Recensione a G. Pesce, L’inferno è vuoto, Marcos y Marcos, 2018.
Sulla notizia del suicidio di un immaginario papa Goffredo, in odore di santificazione, ambasciatore della fratellanza tra i popoli, al punto da esser stato insignito per ben due volte del premio Nobel per la pace, si apre il romanzo L’inferno è vuoto dello scrittore monzese Giuliano Pesce, edito da Marcos y Marcos. L’autore, focalizzando l’ottica sull’aspirante Grande Scrittore Fabio Acerbi, registra, già nel capitolo primo, gli effetti di tale evento a livello di tam tam mediatico, snocciolando in maniera incalzante le cifre riportate dai telegiornali e le reazioni convulse sui social network. Il folle volo del Pontefice è però solo il primo gradino di una sorta di apocalisse postmoderna che investe la Capitale, trascinandola in una spirale di violenze che si succedono a ritmo indiavolato. Non a caso questo è stato definito “un romanzo on the rock che scorre a perdifiato”.

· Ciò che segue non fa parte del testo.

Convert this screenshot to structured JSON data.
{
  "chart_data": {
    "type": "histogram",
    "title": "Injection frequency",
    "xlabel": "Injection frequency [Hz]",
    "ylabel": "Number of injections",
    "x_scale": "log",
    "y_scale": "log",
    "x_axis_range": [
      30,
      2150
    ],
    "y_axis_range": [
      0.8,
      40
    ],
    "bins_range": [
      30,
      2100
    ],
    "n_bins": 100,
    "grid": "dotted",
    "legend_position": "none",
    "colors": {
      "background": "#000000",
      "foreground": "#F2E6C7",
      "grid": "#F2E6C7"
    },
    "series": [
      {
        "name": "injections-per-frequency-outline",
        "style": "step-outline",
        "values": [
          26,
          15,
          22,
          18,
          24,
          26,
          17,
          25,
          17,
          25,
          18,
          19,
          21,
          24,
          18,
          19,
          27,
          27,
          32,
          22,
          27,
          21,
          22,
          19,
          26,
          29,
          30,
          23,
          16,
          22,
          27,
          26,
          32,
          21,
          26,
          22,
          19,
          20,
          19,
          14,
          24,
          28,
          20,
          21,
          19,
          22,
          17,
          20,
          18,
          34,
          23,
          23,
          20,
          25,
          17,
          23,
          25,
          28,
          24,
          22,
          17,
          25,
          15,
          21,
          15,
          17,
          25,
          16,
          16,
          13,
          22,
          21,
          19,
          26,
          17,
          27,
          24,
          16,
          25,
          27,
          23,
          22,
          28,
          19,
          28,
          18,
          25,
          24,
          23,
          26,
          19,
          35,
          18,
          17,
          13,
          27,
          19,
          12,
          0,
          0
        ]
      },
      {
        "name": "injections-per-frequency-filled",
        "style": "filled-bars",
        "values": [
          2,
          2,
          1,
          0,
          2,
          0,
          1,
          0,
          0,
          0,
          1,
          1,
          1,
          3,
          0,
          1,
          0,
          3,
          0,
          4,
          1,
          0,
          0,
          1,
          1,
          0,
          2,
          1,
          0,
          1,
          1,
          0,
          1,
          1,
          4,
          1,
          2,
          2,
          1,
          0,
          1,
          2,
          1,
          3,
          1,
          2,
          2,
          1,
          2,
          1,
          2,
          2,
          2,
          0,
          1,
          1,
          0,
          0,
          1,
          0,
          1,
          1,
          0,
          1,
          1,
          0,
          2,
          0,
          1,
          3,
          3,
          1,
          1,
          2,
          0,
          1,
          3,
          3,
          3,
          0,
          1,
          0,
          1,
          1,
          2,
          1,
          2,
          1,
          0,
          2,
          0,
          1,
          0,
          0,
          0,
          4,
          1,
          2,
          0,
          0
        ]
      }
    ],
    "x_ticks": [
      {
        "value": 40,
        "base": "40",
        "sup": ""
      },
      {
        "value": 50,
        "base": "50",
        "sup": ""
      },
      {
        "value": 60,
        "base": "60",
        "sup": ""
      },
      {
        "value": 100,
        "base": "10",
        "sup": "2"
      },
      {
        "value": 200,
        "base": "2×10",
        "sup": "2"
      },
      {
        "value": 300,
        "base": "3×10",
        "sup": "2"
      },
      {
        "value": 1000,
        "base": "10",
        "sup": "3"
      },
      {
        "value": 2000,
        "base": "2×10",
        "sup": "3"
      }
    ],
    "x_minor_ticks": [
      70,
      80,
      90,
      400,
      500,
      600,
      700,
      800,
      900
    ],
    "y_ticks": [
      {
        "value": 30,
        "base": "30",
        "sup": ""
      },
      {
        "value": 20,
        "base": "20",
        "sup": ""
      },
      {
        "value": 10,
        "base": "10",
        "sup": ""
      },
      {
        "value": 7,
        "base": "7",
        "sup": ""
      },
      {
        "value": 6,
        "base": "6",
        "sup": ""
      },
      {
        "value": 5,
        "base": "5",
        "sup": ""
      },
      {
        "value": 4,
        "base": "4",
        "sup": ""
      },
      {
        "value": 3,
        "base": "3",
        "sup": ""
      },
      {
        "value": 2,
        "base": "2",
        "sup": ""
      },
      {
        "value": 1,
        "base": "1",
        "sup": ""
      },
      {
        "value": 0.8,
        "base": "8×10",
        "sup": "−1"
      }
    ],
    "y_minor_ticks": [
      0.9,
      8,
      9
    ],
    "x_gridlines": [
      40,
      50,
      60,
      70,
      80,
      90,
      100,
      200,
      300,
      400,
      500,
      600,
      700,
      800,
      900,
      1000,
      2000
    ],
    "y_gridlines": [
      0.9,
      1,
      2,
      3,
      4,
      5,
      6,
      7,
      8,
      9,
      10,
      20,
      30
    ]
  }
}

L’opera si sviluppa in tre sezioni, ciascuna costituita da quindici brevi capitoli, con l’eccezione della terza, che ne conta sedici. Ogni macrosequenza è introdotta da un’epigrafe in lingua inglese, coerente rispetto ai temi e allo sviluppo della narrazione.
Il titolo, piuttosto interessante, potrebbe alludere alle ultime parole del pontefice Goffredo, che avrebbe negato l’esistenza di Dio, e quindi rinviare al crollo della speranza metafisica, ma potrebbe celare un ulteriore significato. Popolato da figure bestiali, che recano l’impronta della ferinità già nei loro nomi e soprannomi (si vedano il Cobra o il Nibbio, di manzoniana memoria), il mondo sembra modellato a immagine dell’Inferno e sorge pertanto il dubbio che quest’ultimo sia vuoto, perché l’elemento demonico si sarebbe in realtà integralmente riversato sulla terra.
Il romanzo squaderna quindi una realtà connotata da una deriva etica pressoché totale. Fabio Acerbi è un giovane grigio impiegato di un Grande Editore. Viene inviato a Roma, perché, allo scopo di scrivere un libro, possa carpire, complice un informatore, i segreti inconfessati che avrebbero condotto papa Goffredo al suicidio; il Cobra è il boss che con i suoi loschi affari domina l’Urbe; Alberto Gasman (come si evince dal cognome, che allude alla grandeur di una famiglia di artisti, con la deminutio tradotta nell’eliminazione della doppia) è un attore fallito, del tutto asservito al criminale sopra ricordato. Incaricato di uccidere il segretario di stato, il cardinale Bianchetti, altro manipolatore senza scrupoli, si rivelerà del tutto inetto. Intorno a loro ruotano il commissario De Santis, intuitivo ma pigro e sfortunato, i bravacci Bara e Beccamorto, la triste prostituta Mimì la Bruna e altre figure deformate dalla feritas e dalla follia.
Carri funebri involati rocambolescamente, cadaveri scorticati da personaggi degni di comparire in un film argentiano, improbabili sosia che si rivelano inquieti e/o depressi Doppelgänger destinati al suicidio… Sono gli ingredienti di un libro spiazzante, divertente, ma non privo dell’amaro. Gli esseri umani sono ridotti a burattini che si agitano in preda al parossismo; basta un soffio di vento per spazzare via le loro esistenze fragili e convulse. “Cos’è quella forza che fa nascere i fiori?”, si chiede morendo un personaggio. L’inferno è vuoto in realtà parrebbe infatti concepire esclusivamente il meccanismo di disgregazione e distruzione.
Una casualità spietata sembra far sì che ogni personaggio si trovi nel posto sbagliato al momento sbagliato o, pur presentandosi l’Occasio, finisca con l’abbarbicarsi alla scelta peggiore. Anche l’amore, che potrebbe per i personaggi concretizzarsi nel sogno di una Rossa da concepire secondo l’ottica stilnovante, si traduce in una corsa sfrenata in una strada senza uscita. Eppure Pesce pennella questo suo mondo stralunato e schizofrenico con leggerezza, grazie all’ausilio di uno stile che ora si eleva (si veda Beccamorto che filosofeggia) ora s’ingaglioffisce nei discorsi dei bravi. Stile a metà tra il sardonico e il giocoso, come il volto di questo pazzo mondo che fa sulla terra le veci degli Inferi.